Flexible supercapacitor could mean smartphones that charge in seconds

Scientists at the University of Central Florida have devised a new process for making flexible supercapacitors. These supercapacitors can store more energy than previous flexible supercapacitors and can be recharged over 30,000 times without degrading. The scientists think that the new approach could one day revolutionize technology ranging from mobile phones to electric vehicles.

"If they were to replace the batteries with these supercapacitors, you could charge your mobile phone in a few seconds and you wouldn't need to charge it again for over a week," said Nitin Choudhary, a postdoctoral associate who conducted much of the research published recently in the academic journal ACS Nano.

Much research is being performed into supercapacitors to improve them to the point where they could replace batteries in electronics. The challenge today is that most supercapacitors need to be much larger than a lithium battery to store the same amount of energy. The new technique that the scientists are working on in Florida uses supercapacitors made up of millions of nanometer-thick wires that are coated with shells of two-dimensional materials.

The supercapacitors also have a highly conductive core that allows for fast electron transfer for faster charging and discharging. The shells of the two-dimensional materials yield high energy and power densities. The supercapacitors created with the new process yields a device that can be charged 30,000 times with no degradation compared to only about 1,5000 charge cycles for lithium batteries. Supercapacitors using the new process aren't ready for the commercial market and there is no timeframe on when they will be.

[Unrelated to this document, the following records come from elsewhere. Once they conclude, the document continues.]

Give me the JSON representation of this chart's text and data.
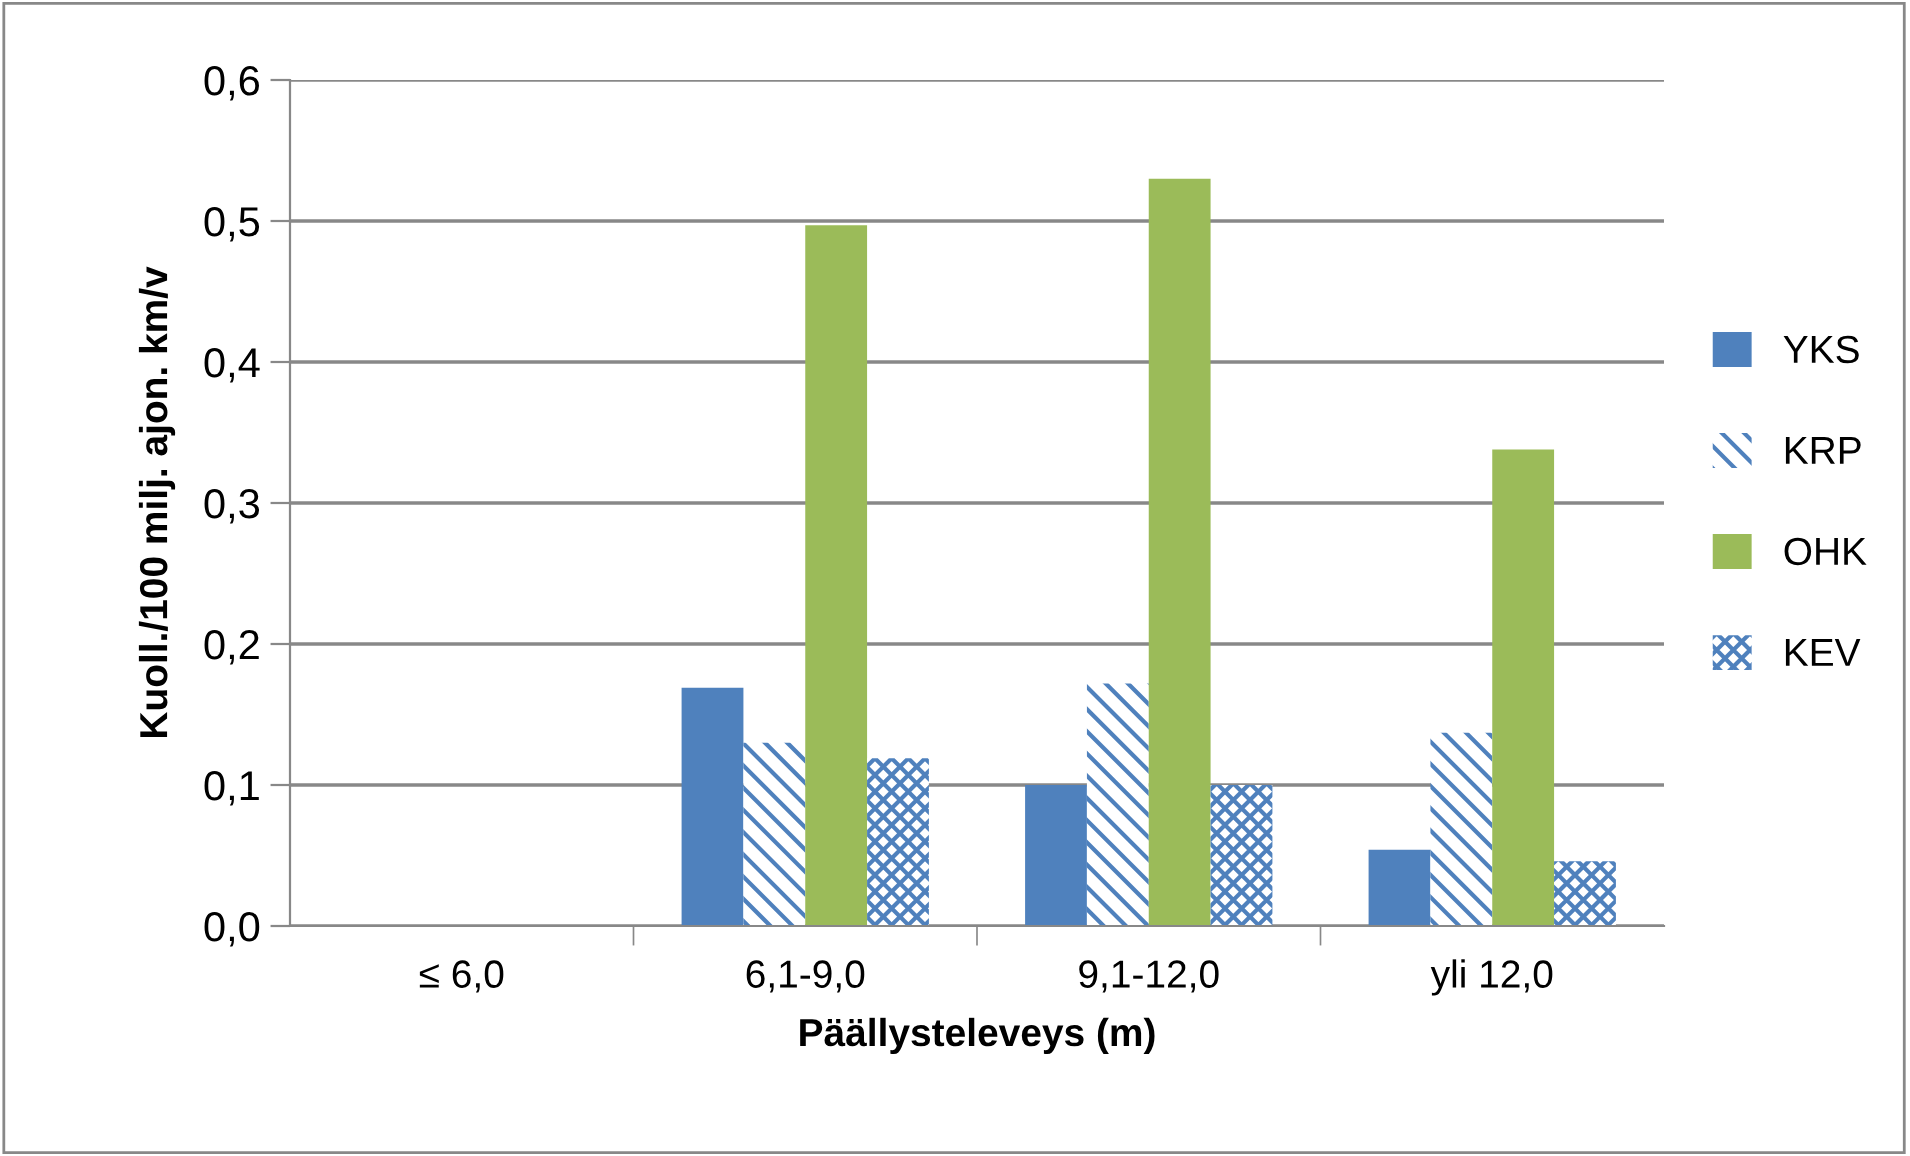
{
  "chart_data": {
    "type": "bar",
    "xlabel": "Päällysteleveys (m)",
    "ylabel": "Kuoll./100 milj. ajon. km/v",
    "categories": [
      "≤ 6,0",
      "6,1-9,0",
      "9,1-12,0",
      "yli 12,0"
    ],
    "series": [
      {
        "name": "YKS",
        "color": "#4f81bd",
        "values": [
          null,
          0.169,
          0.1,
          0.054
        ]
      },
      {
        "name": "KRP",
        "color": "#4f81bd",
        "values": [
          null,
          0.13,
          0.172,
          0.137
        ]
      },
      {
        "name": "OHK",
        "color": "#9bbb59",
        "values": [
          null,
          0.497,
          0.53,
          0.338
        ]
      },
      {
        "name": "KEV",
        "color": "#4f81bd",
        "values": [
          null,
          0.119,
          0.1,
          0.046
        ]
      }
    ],
    "ylim": [
      0,
      0.6
    ],
    "yticks": [
      {
        "value": 0,
        "label": "0,0"
      },
      {
        "value": 0.1,
        "label": "0,1"
      },
      {
        "value": 0.2,
        "label": "0,2"
      },
      {
        "value": 0.3,
        "label": "0,3"
      },
      {
        "value": 0.4,
        "label": "0,4"
      },
      {
        "value": 0.5,
        "label": "0,5"
      },
      {
        "value": 0.6,
        "label": "0,6"
      }
    ],
    "grid": "y",
    "legend": "right"
  }
}
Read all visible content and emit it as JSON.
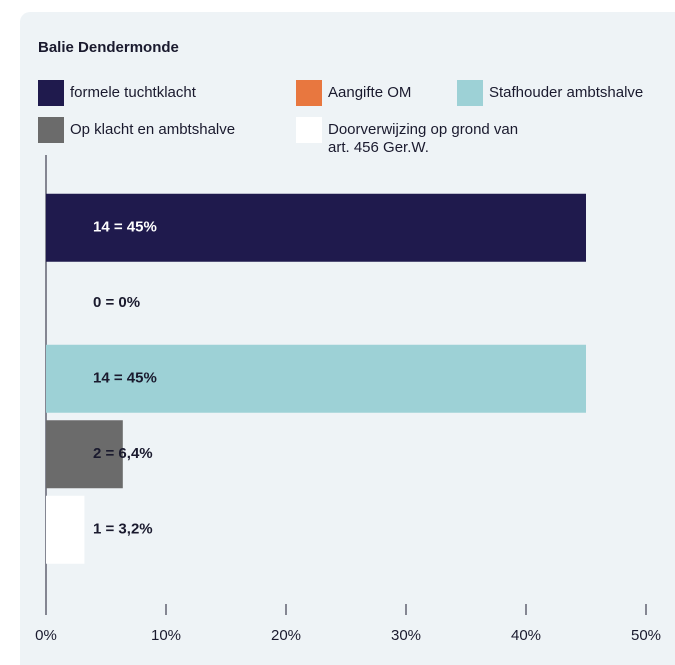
{
  "chart_data": {
    "type": "bar",
    "orientation": "horizontal",
    "title": "Balie Dendermonde",
    "categories": [
      "formele tuchtklacht",
      "Aangifte OM",
      "Stafhouder ambtshalve",
      "Op klacht en ambtshalve",
      "Doorverwijzing op grond van art. 456 Ger.W."
    ],
    "series": [
      {
        "name": "Balie Dendermonde",
        "colors": [
          "#1f1a4d",
          "#e8773f",
          "#9dd1d6",
          "#6b6b6b",
          "#ffffff"
        ],
        "values": [
          45,
          0,
          45,
          6.4,
          3.2
        ],
        "value_labels": [
          "14 = 45%",
          "0 = 0%",
          "14 = 45%",
          "2 = 6,4%",
          "1 = 3,2%"
        ]
      }
    ],
    "xlim": [
      0,
      50
    ],
    "xticks": [
      {
        "value": 0,
        "label": "0%"
      },
      {
        "value": 10,
        "label": "10%"
      },
      {
        "value": 20,
        "label": "20%"
      },
      {
        "value": 30,
        "label": "30%"
      },
      {
        "value": 40,
        "label": "40%"
      },
      {
        "value": 50,
        "label": "50%"
      }
    ],
    "grid": false
  }
}
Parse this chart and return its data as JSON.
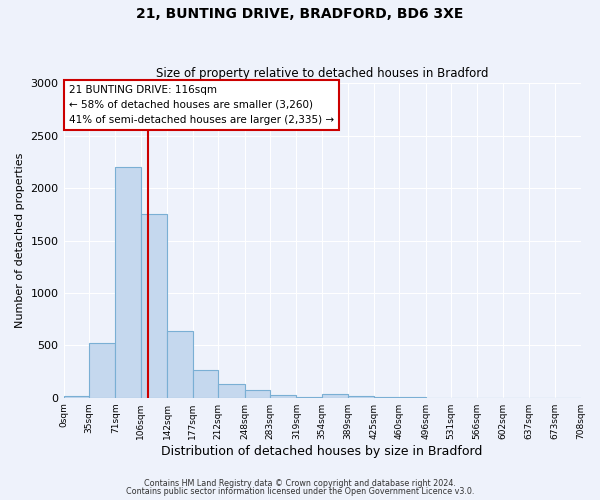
{
  "title": "21, BUNTING DRIVE, BRADFORD, BD6 3XE",
  "subtitle": "Size of property relative to detached houses in Bradford",
  "xlabel": "Distribution of detached houses by size in Bradford",
  "ylabel": "Number of detached properties",
  "bar_color": "#c5d8ee",
  "bar_edge_color": "#7aafd4",
  "background_color": "#eef2fb",
  "grid_color": "white",
  "bin_edges": [
    0,
    35,
    71,
    106,
    142,
    177,
    212,
    248,
    283,
    319,
    354,
    389,
    425,
    460,
    496,
    531,
    566,
    602,
    637,
    673,
    708
  ],
  "bin_labels": [
    "0sqm",
    "35sqm",
    "71sqm",
    "106sqm",
    "142sqm",
    "177sqm",
    "212sqm",
    "248sqm",
    "283sqm",
    "319sqm",
    "354sqm",
    "389sqm",
    "425sqm",
    "460sqm",
    "496sqm",
    "531sqm",
    "566sqm",
    "602sqm",
    "637sqm",
    "673sqm",
    "708sqm"
  ],
  "bar_heights": [
    20,
    520,
    2200,
    1750,
    640,
    260,
    130,
    70,
    25,
    10,
    35,
    15,
    5,
    3,
    0,
    0,
    0,
    0,
    0,
    0
  ],
  "vline_x": 116,
  "vline_color": "#cc0000",
  "annotation_title": "21 BUNTING DRIVE: 116sqm",
  "annotation_line1": "← 58% of detached houses are smaller (3,260)",
  "annotation_line2": "41% of semi-detached houses are larger (2,335) →",
  "annotation_box_color": "white",
  "annotation_box_edge": "#cc0000",
  "ylim": [
    0,
    3000
  ],
  "yticks": [
    0,
    500,
    1000,
    1500,
    2000,
    2500,
    3000
  ],
  "footer1": "Contains HM Land Registry data © Crown copyright and database right 2024.",
  "footer2": "Contains public sector information licensed under the Open Government Licence v3.0."
}
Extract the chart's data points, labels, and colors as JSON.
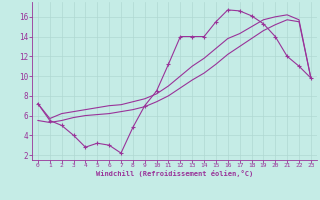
{
  "xlabel": "Windchill (Refroidissement éolien,°C)",
  "bg_color": "#c5ece6",
  "line_color": "#993399",
  "grid_color": "#b0d8d2",
  "xlim": [
    -0.5,
    23.5
  ],
  "ylim": [
    1.5,
    17.5
  ],
  "xticks": [
    0,
    1,
    2,
    3,
    4,
    5,
    6,
    7,
    8,
    9,
    10,
    11,
    12,
    13,
    14,
    15,
    16,
    17,
    18,
    19,
    20,
    21,
    22,
    23
  ],
  "yticks": [
    2,
    4,
    6,
    8,
    10,
    12,
    14,
    16
  ],
  "series1_x": [
    0,
    1,
    2,
    3,
    4,
    5,
    6,
    7,
    8,
    9,
    10,
    11,
    12,
    13,
    14,
    15,
    16,
    17,
    18,
    19,
    20,
    21,
    22,
    23
  ],
  "series1_y": [
    7.2,
    5.5,
    5.0,
    4.0,
    2.8,
    3.2,
    3.0,
    2.2,
    4.8,
    7.0,
    8.5,
    11.2,
    14.0,
    14.0,
    14.0,
    15.5,
    16.7,
    16.6,
    16.1,
    15.3,
    14.0,
    12.0,
    11.0,
    9.8
  ],
  "series2_x": [
    0,
    1,
    2,
    3,
    4,
    5,
    6,
    7,
    8,
    9,
    10,
    11,
    12,
    13,
    14,
    15,
    16,
    17,
    18,
    19,
    20,
    21,
    22,
    23
  ],
  "series2_y": [
    5.5,
    5.3,
    5.5,
    5.8,
    6.0,
    6.1,
    6.2,
    6.4,
    6.6,
    6.9,
    7.4,
    8.0,
    8.8,
    9.6,
    10.3,
    11.2,
    12.2,
    13.0,
    13.8,
    14.6,
    15.2,
    15.7,
    15.5,
    9.8
  ],
  "series3_x": [
    0,
    1,
    2,
    3,
    4,
    5,
    6,
    7,
    8,
    9,
    10,
    11,
    12,
    13,
    14,
    15,
    16,
    17,
    18,
    19,
    20,
    21,
    22,
    23
  ],
  "series3_y": [
    7.2,
    5.7,
    6.2,
    6.4,
    6.6,
    6.8,
    7.0,
    7.1,
    7.4,
    7.7,
    8.2,
    9.0,
    10.0,
    11.0,
    11.8,
    12.8,
    13.8,
    14.3,
    15.0,
    15.7,
    16.0,
    16.2,
    15.7,
    9.8
  ]
}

"There have been problems in the way people incorporate these two-dimensional materials into the existing systems – that's been a bottleneck in the field. We developed a simple chemical synthesis approach so we can very nicely integrate the existing materials with the two-dimensional materials," said principal investigator Yeonwoong "Eric" Jung, an assistant professor with joint appointments to the NanoScience Technology Center and the Materials Science & Engineering Department.